Bob Rowley
- Rowley at Virginia, 1961

No. 56, 63
- Positions: Linebacker, guard, place-kicker

Personal information
- Born: September 16, 1941 Somerset, Pennsylvania, U.S.
- Died: May 26, 2013 (aged 71) Cumberland, Maryland, U.S.
- Listed height: 6 ft 2 in (1.88 m)
- Listed weight: 230 lb (104 kg)

Career information
- High school: Fort Hill (MD)
- College: Virginia

Career history
- Pittsburgh Steelers (1963); New York Jets (1964);

Awards and highlights
- Second-team All-ACC (1962);
- Stats at Pro Football Reference

= Bob Rowley =

American football player (born 1941)

Elwood Robert Rowley (September 16, 1941 – May 26, 2013) was an American football linebacker. After playing college football for Virginia, he was a member of Pittsburgh Steelers in 1963 and the New York Jets in 1964.

==Early life==
Rowley was born in Somerset, Pennsylvania, and attended Fort Hill High School.

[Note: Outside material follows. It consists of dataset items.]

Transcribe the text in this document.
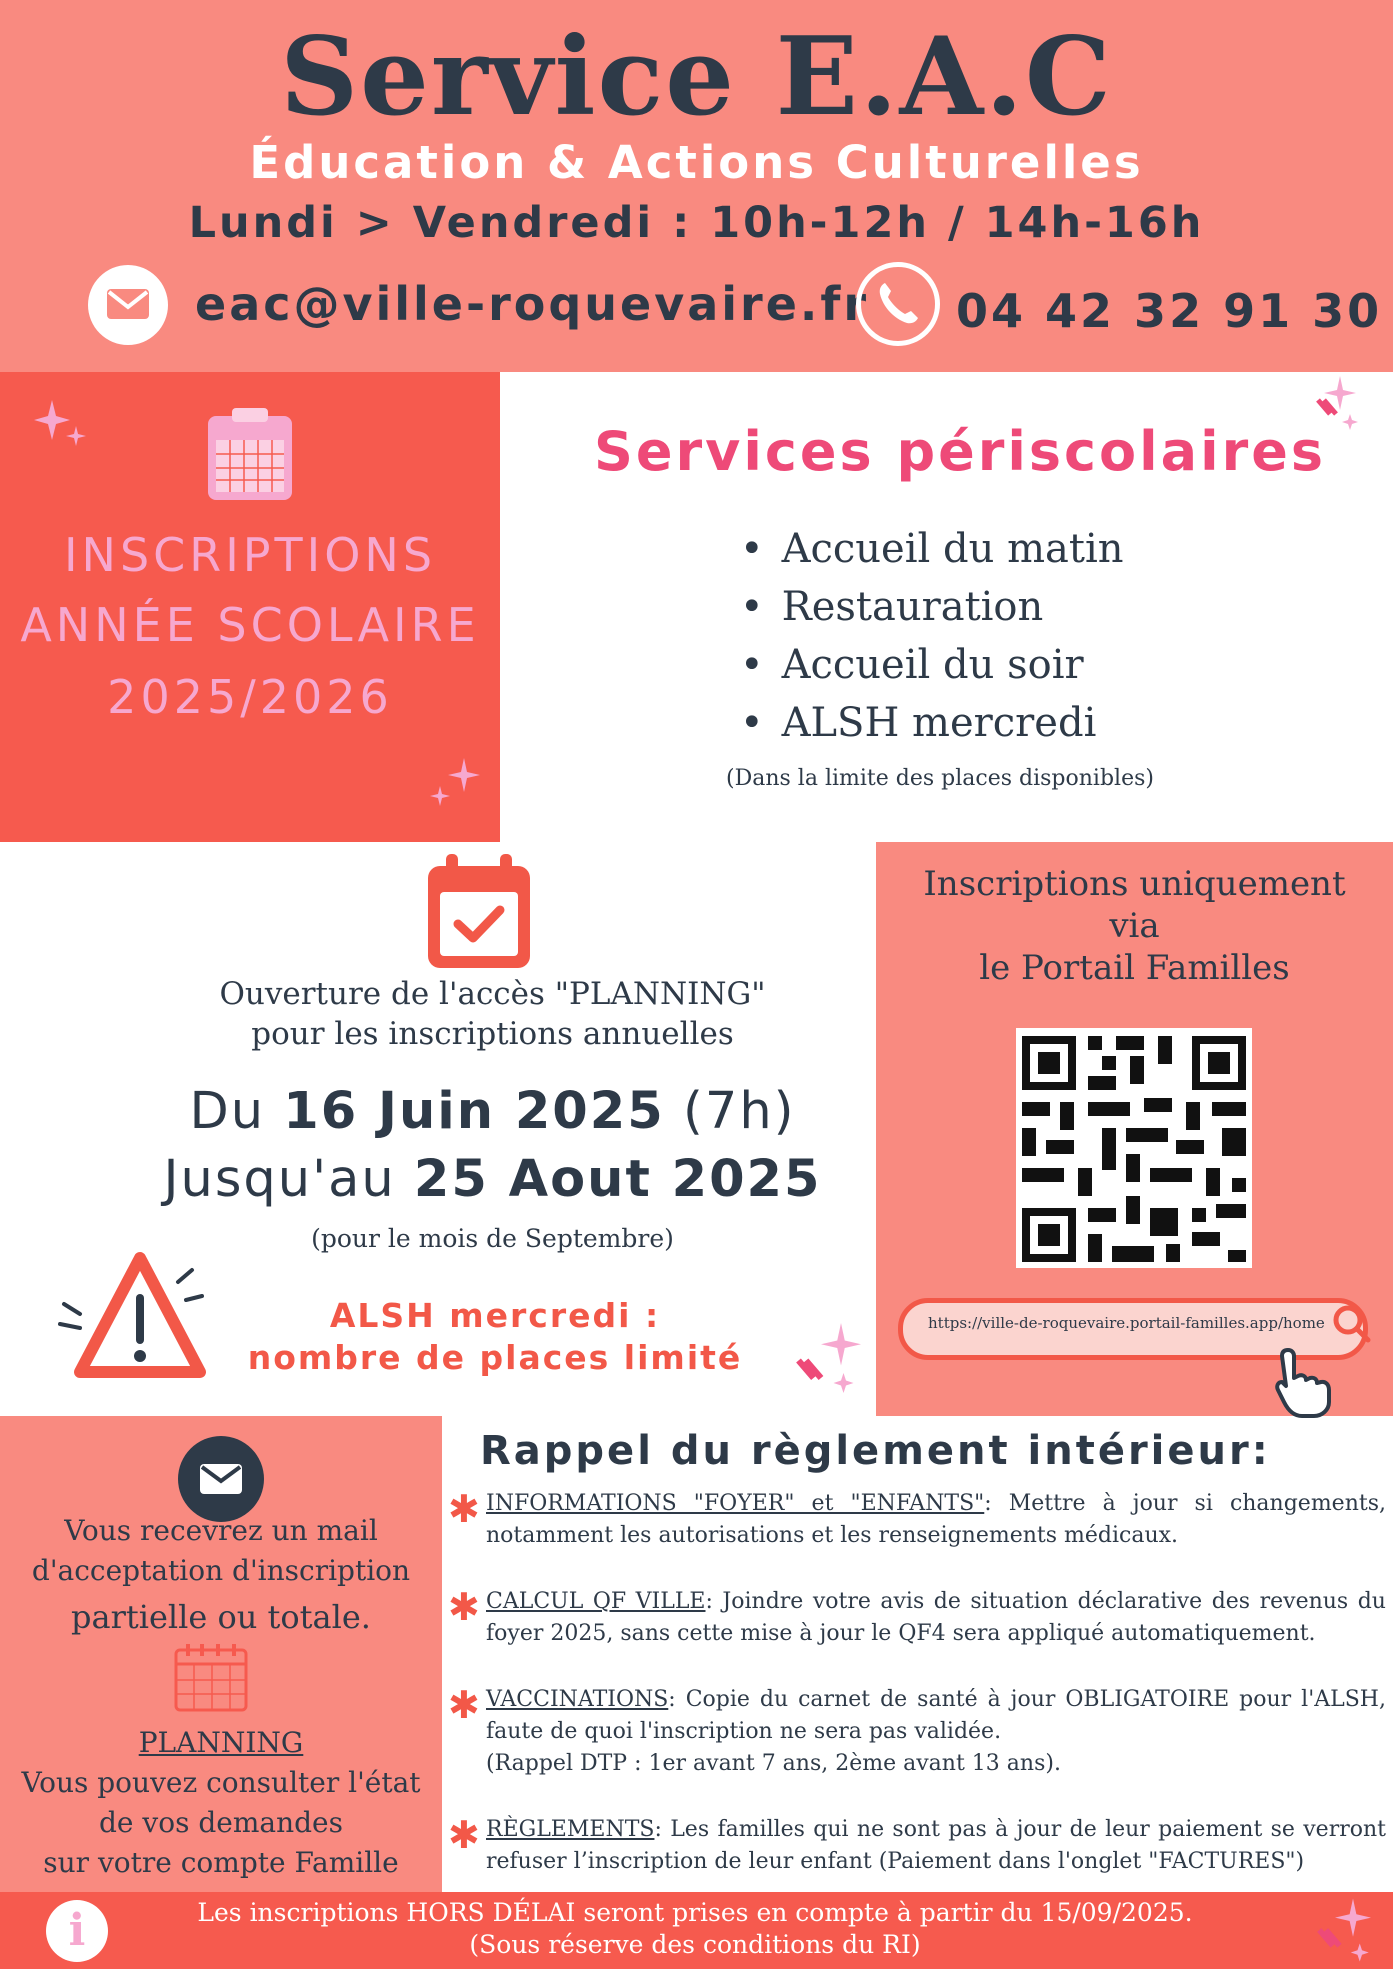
Service E.A.C
Éducation & Actions Culturelles
Lundi > Vendredi : 10h-12h / 14h-16h
eac@ville-roquevaire.fr 04 42 32 91 30
INSCRIPTIONS
ANNÉE SCOLAIRE
2025/2026
Services périscolaires
• Accueil du matin
• Restauration
• Accueil du soir
• ALSH mercredi
(Dans la limite des places disponibles)
Ouverture de l'accès "PLANNING"
pour les inscriptions annuelles
Du 16 Juin 2025 (7h)
Jusqu'au 25 Aout 2025
(pour le mois de Septembre)
ALSH mercredi :
nombre de places limité
Inscriptions uniquement
via
le Portail Familles
https://ville-de-roquevaire.portail-familles.app/home
Vous recevrez un mail
d'acceptation d'inscription
partielle ou totale.
PLANNING
Vous pouvez consulter l'état
de vos demandes
sur votre compte Famille
Rappel du règlement intérieur:
✱ INFORMATIONS "FOYER" et "ENFANTS": Mettre à jour si changements, notamment les autorisations et les renseignements médicaux.
✱ CALCUL QF VILLE: Joindre votre avis de situation déclarative des revenus du foyer 2025, sans cette mise à jour le QF4 sera appliqué automatiquement.
✱ VACCINATIONS: Copie du carnet de santé à jour OBLIGATOIRE pour l'ALSH, faute de quoi l'inscription ne sera pas validée.
(Rappel DTP : 1er avant 7 ans, 2ème avant 13 ans).
✱ RÈGLEMENTS: Les familles qui ne sont pas à jour de leur paiement se verront refuser l’inscription de leur enfant (Paiement dans l'onglet "FACTURES")
i	Les inscriptions HORS DÉLAI seront prises en compte à partir du 15/09/2025.
(Sous réserve des conditions du RI)
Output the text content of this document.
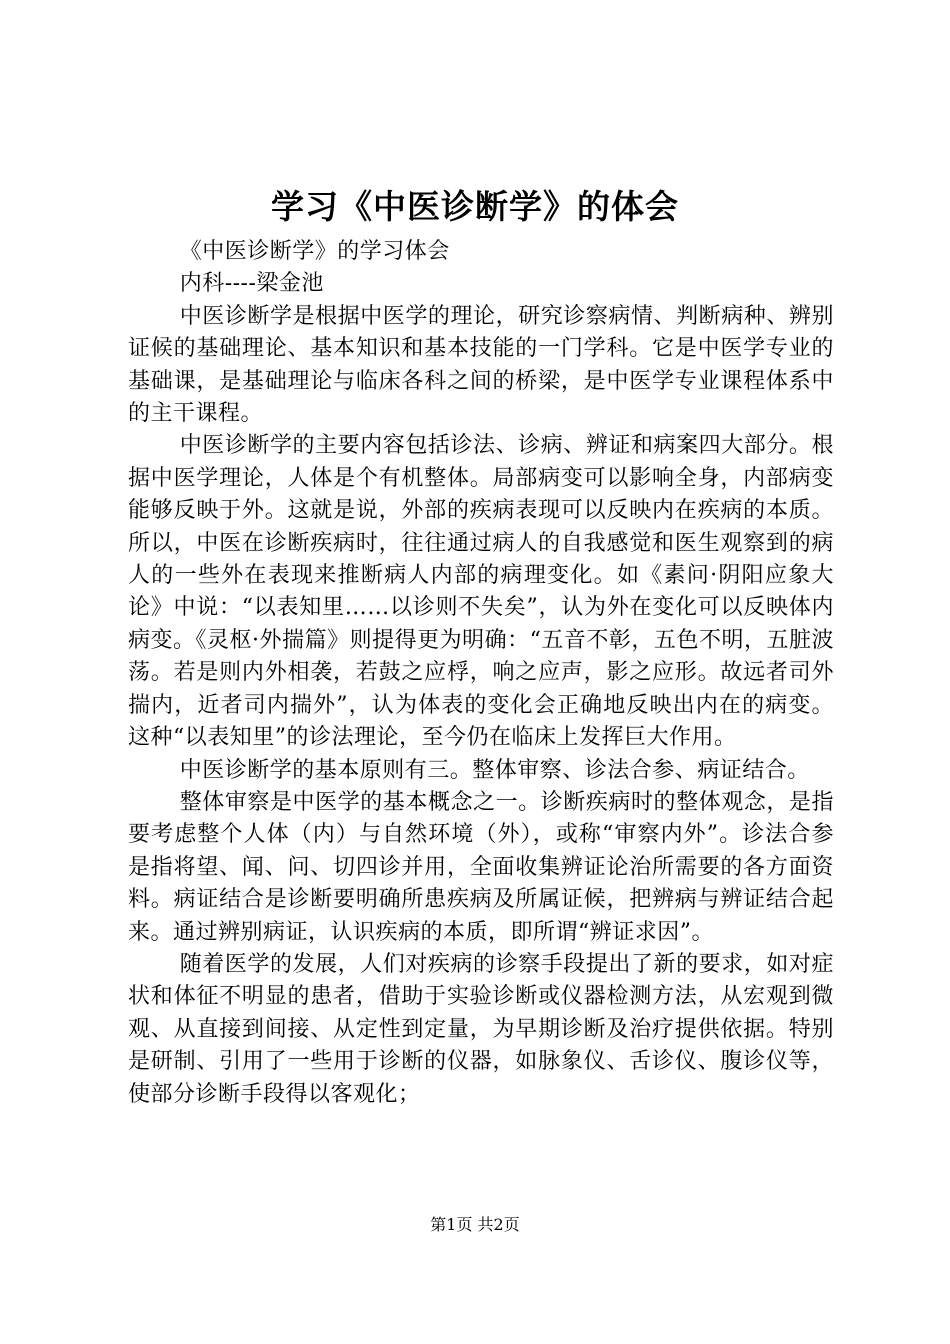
学习《中医诊断学》的体会

《中医诊断学》的学习体会

内科----梁金池

中医诊断学是根据中医学的理论，研究诊察病情、判断病种、辨别证候的基础理论、基本知识和基本技能的一门学科。它是中医学专业的基础课，是基础理论与临床各科之间的桥梁，是中医学专业课程体系中的主干课程。

中医诊断学的主要内容包括诊法、诊病、辨证和病案四大部分。根据中医学理论，人体是个有机整体。局部病变可以影响全身，内部病变能够反映于外。这就是说，外部的疾病表现可以反映内在疾病的本质。所以，中医在诊断疾病时，往往通过病人的自我感觉和医生观察到的病人的一些外在表现来推断病人内部的病理变化。如《素问·阴阳应象大论》中说：“以表知里……以诊则不失矣”，认为外在变化可以反映体内病变。《灵枢·外揣篇》则提得更为明确：“五音不彰，五色不明，五脏波荡。若是则内外相袭，若鼓之应桴，响之应声，影之应形。故远者司外揣内，近者司内揣外”，认为体表的变化会正确地反映出内在的病变。这种“以表知里”的诊法理论，至今仍在临床上发挥巨大作用。

中医诊断学的基本原则有三。整体审察、诊法合参、病证结合。

整体审察是中医学的基本概念之一。诊断疾病时的整体观念，是指要考虑整个人体（内）与自然环境（外），或称“审察内外”。诊法合参是指将望、闻、问、切四诊并用，全面收集辨证论治所需要的各方面资料。病证结合是诊断要明确所患疾病及所属证候，把辨病与辨证结合起来。通过辨别病证，认识疾病的本质，即所谓“辨证求因”。

随着医学的发展，人们对疾病的诊察手段提出了新的要求，如对症状和体征不明显的患者，借助于实验诊断或仪器检测方法，从宏观到微观、从直接到间接、从定性到定量，为早期诊断及治疗提供依据。特别是研制、引用了一些用于诊断的仪器，如脉象仪、舌诊仪、腹诊仪等，使部分诊断手段得以客观化；

第1页 共2页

He then attended the University of Virginia where he played as a linebacker, guard, and place-kicker for the Cavaliers football team from 1960 to 1962. For his October 7, 1961, performance against NC State, including two field goals, he was named the collegiate lineman of the week. He was also selected as a second-team player on the 1961 All-Atlantic Coast Conference football team, and a first-team player on the Virginia All-Big Five football team.

==Professional career==
Rowley was not selected in the 1963 NFL and AFL drafts. He attended the Pittsburgh Steelers' preseason training camp at West Liberty College as a free agent, survived multiple cuts, and was described as "one of the hardest working and most determined players" in the Steelers' camp, but "too small as NFL linebackers go." He was cut by the Steelers in the final roster cuts in early September, but he was retained on the team's taxi squad. Determined to play rather than be part of a taxi squad, Rowley sought and received permission from the Steelers to play with the Wheeling Ironmen of the United Football League; he appeared in several games at middle linebacker with the undefeated Ironmen during the 1963 season. In one game against the Cleveland Bulldogs, Rowley broke through twice to sack the Cleveland quarterback, causing fumbles on both occasions. In early November 1963, he was elevated to the Pittsburgh Steelers parent roster. He appeared in three games, one as a starter, for the Steelers in 1963. He also played in the AFL for the New York Jets in 1964. He appeared in a total of nine NFL and AFL games.